Prologue: Homecoming
As she stepped over the faded threshold of 142 Eastlake Street, Margaret tried to place the familiar smell of home but found nothing. The stench of Roy's cigars stuck to the wallpaper like obstinate grease to a pan, but it brought out no emotion, triggered no instinctive or natural reaction. A momentary shock followed this revelation and passed just as swiftly, a belated sense of jetlag taking it's place. Every bone in Margaret's body pleaded for release as she placed her luggage at her feet, her designer travel bags a good deal lighter than when she had left for Italy 2 months before. She stood stock still, barely breathing, heavy with the air of a woman whose very soul had sunk in unison with the thud of the bags upon the carpet. Looking about at the furniture and silverware she had once been so proud to own, Margaret took time to consider. No, this wasn't home anymore… had it ever been?
It was impossible to declare that this house held no claim upon her, for was it not here that she and Roy had first shared a bed, where she had watched Clara learn to walk on chubby little legs, and where all their lives had been altered by one meaningless phone call on the eve of Clara's tenth birthday party? The walls of the hallway stood solemn and silent, confining Margaret within the very place in which she'd heard the screams…. She had run from here all those years ago and somehow left an entire life - carefree and joyous and typical - discarded in her wake, flung aside in panic like the butt of her cigarette. Of course, there was no actual evidence of that here, the one incident which had been the focus and informing narrative for all the years that followed it. Photographs of Clara then, plump, pretty and perfectly normal, had been removed by Roy days later, stripped with shaking hands from every wall or album as though they were an insult, or something taboo that must not be seen.
"Roy! She'll never understand if we start treating her differently! She won't know why things have changed. You can't just take her past from her"
"Are you going to be the one to explain it to her then – everything?! This is what's best - this is the only way.

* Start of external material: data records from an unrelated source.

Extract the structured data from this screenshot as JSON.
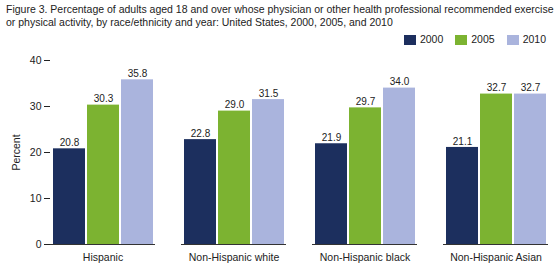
{
  "chart_data": {
    "type": "bar",
    "title": "Figure 3. Percentage of adults aged 18 and over whose physician or other health professional recommended exercise or physical activity, by race/ethnicity and year: United States, 2000, 2005, and 2010",
    "y_label": "Percent",
    "categories": [
      "Hispanic",
      "Non-Hispanic white",
      "Non-Hispanic black",
      "Non-Hispanic Asian"
    ],
    "series": [
      {
        "name": "2000",
        "color": "#1c2f5e",
        "values": [
          20.8,
          22.8,
          21.9,
          21.1
        ],
        "value_labels": [
          "20.8",
          "22.8",
          "21.9",
          "21.1"
        ]
      },
      {
        "name": "2005",
        "color": "#7cb331",
        "values": [
          30.3,
          29.0,
          29.7,
          32.7
        ],
        "value_labels": [
          "30.3",
          "29.0",
          "29.7",
          "32.7"
        ]
      },
      {
        "name": "2010",
        "color": "#aab4dd",
        "values": [
          35.8,
          31.5,
          34.0,
          32.7
        ],
        "value_labels": [
          "35.8",
          "31.5",
          "34.0",
          "32.7"
        ]
      }
    ],
    "ylim": [
      0,
      40
    ],
    "yticks": [
      0,
      10,
      20,
      30,
      40
    ],
    "grid": false,
    "legend": "top-right",
    "data_labels": true
  }
}
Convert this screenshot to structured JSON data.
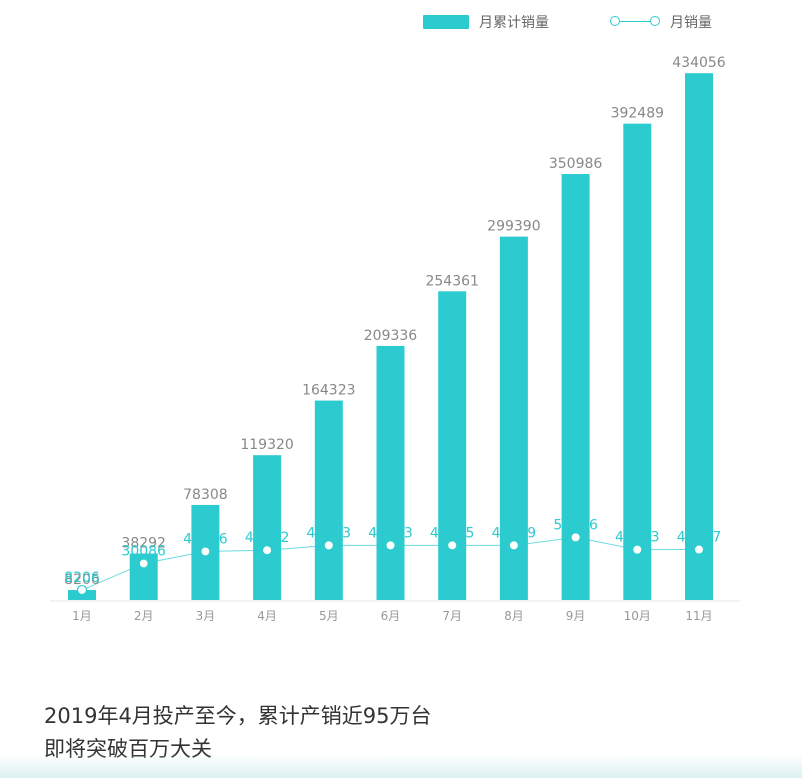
{
  "legend": {
    "bar_label": "月累计销量",
    "line_label": "月销量"
  },
  "caption": {
    "line1": "2019年4月投产至今，累计产销近95万台",
    "line2": "即将突破百万大关"
  },
  "colors": {
    "bar": "#2ccbcf",
    "line": "#2ccbcf",
    "bar_label": "#888888",
    "line_label": "#2ccbcf"
  },
  "chart_data": {
    "type": "bar",
    "categories": [
      "1月",
      "2月",
      "3月",
      "4月",
      "5月",
      "6月",
      "7月",
      "8月",
      "9月",
      "10月",
      "11月"
    ],
    "series": [
      {
        "name": "月累计销量",
        "type": "bar",
        "values": [
          8206,
          38292,
          78308,
          119320,
          164323,
          209336,
          254361,
          299390,
          350986,
          392489,
          434056
        ]
      },
      {
        "name": "月销量",
        "type": "line",
        "values": [
          8206,
          30086,
          40016,
          41012,
          45003,
          45013,
          45025,
          45029,
          51596,
          41503,
          41567
        ]
      }
    ],
    "ylim": [
      0,
      440000
    ],
    "legend_position": "top-right",
    "grid": false
  }
}
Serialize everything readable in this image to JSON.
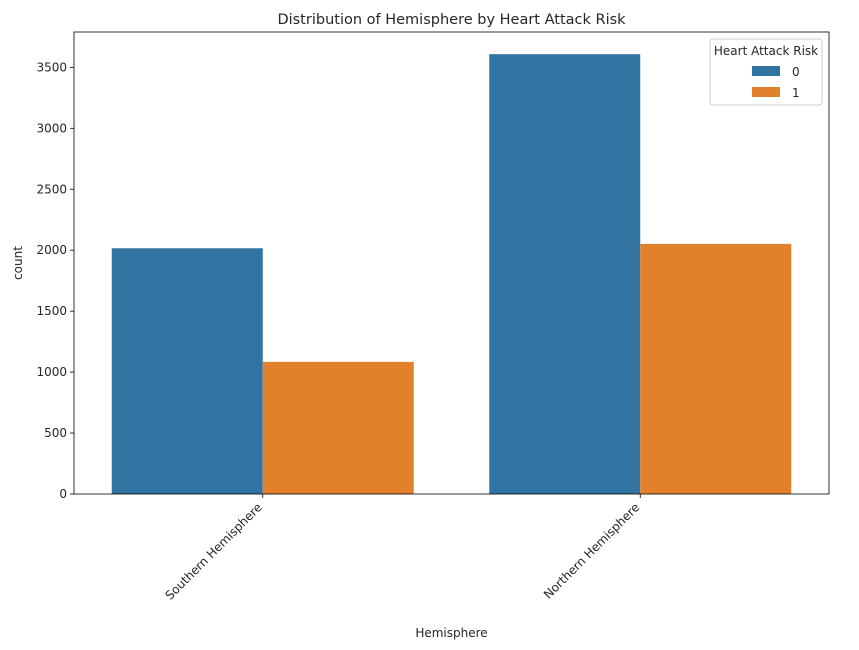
{
  "chart_data": {
    "type": "bar",
    "title": "Distribution of Hemisphere by Heart Attack Risk",
    "xlabel": "Hemisphere",
    "ylabel": "count",
    "categories": [
      "Southern Hemisphere",
      "Northern Hemisphere"
    ],
    "series": [
      {
        "name": "0",
        "values": [
          2016,
          3608
        ],
        "color": "#3274a1"
      },
      {
        "name": "1",
        "values": [
          1084,
          2052
        ],
        "color": "#e1812c"
      }
    ],
    "ylim": [
      0,
      3790
    ],
    "yticks": [
      0,
      500,
      1000,
      1500,
      2000,
      2500,
      3000,
      3500
    ],
    "legend": {
      "title": "Heart Attack Risk",
      "position": "top-right"
    },
    "grid": false
  }
}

She couldn't cope… if we told her anything, she just wouldn't cope"
Margaret had kept them of course, the photographs, storing them away in her bottom bedside drawer the way she had once done as child, hiding candy bought against orders with her pocket money. When had she last looked at those snapshots of the before-life? When had Roy? Perhaps they had never felt the need, as the genuine child Clara had still been there, residing within her beautiful grown-up body. Clara had a medical condition as yet unheard of in their circle of friends, or indeed anywhere within the township of Winston, Salem – her situation was a scandal due only to ignorance, but still, it had to be kept secret. Their most precious creation was in fact a girl only partly known by her friends; she was living a half-life and she had never suspected a thing… or so they had arrogantly assumed, in that wishful way parents do when desperate to shield their children.
The trip to Italy had altered everything, sending carefully constructed lies shattering in harsh, hot sunlight. As Margaret entered her barren bedroom (so stark and bleak from the lush apartments she had become accustomed to) she began to suspect that she had left her true self behind with her daughter, allowing it to linger a while longer in some sun-drenched corner of a Florentine piazza. If this was the case, if all that she was, or had been for that short time, now remained content and liberated in southern Italy, forever keeping watch on her beloved Clara, so blissfully happy and more accepting in her awareness than Margaret could ever be … well, than she could be satisfied with this. After all, a life of denial and suppression had been removed and forgotten in just a few months …. This 'homecoming' was a heralding of change, though only she knew it.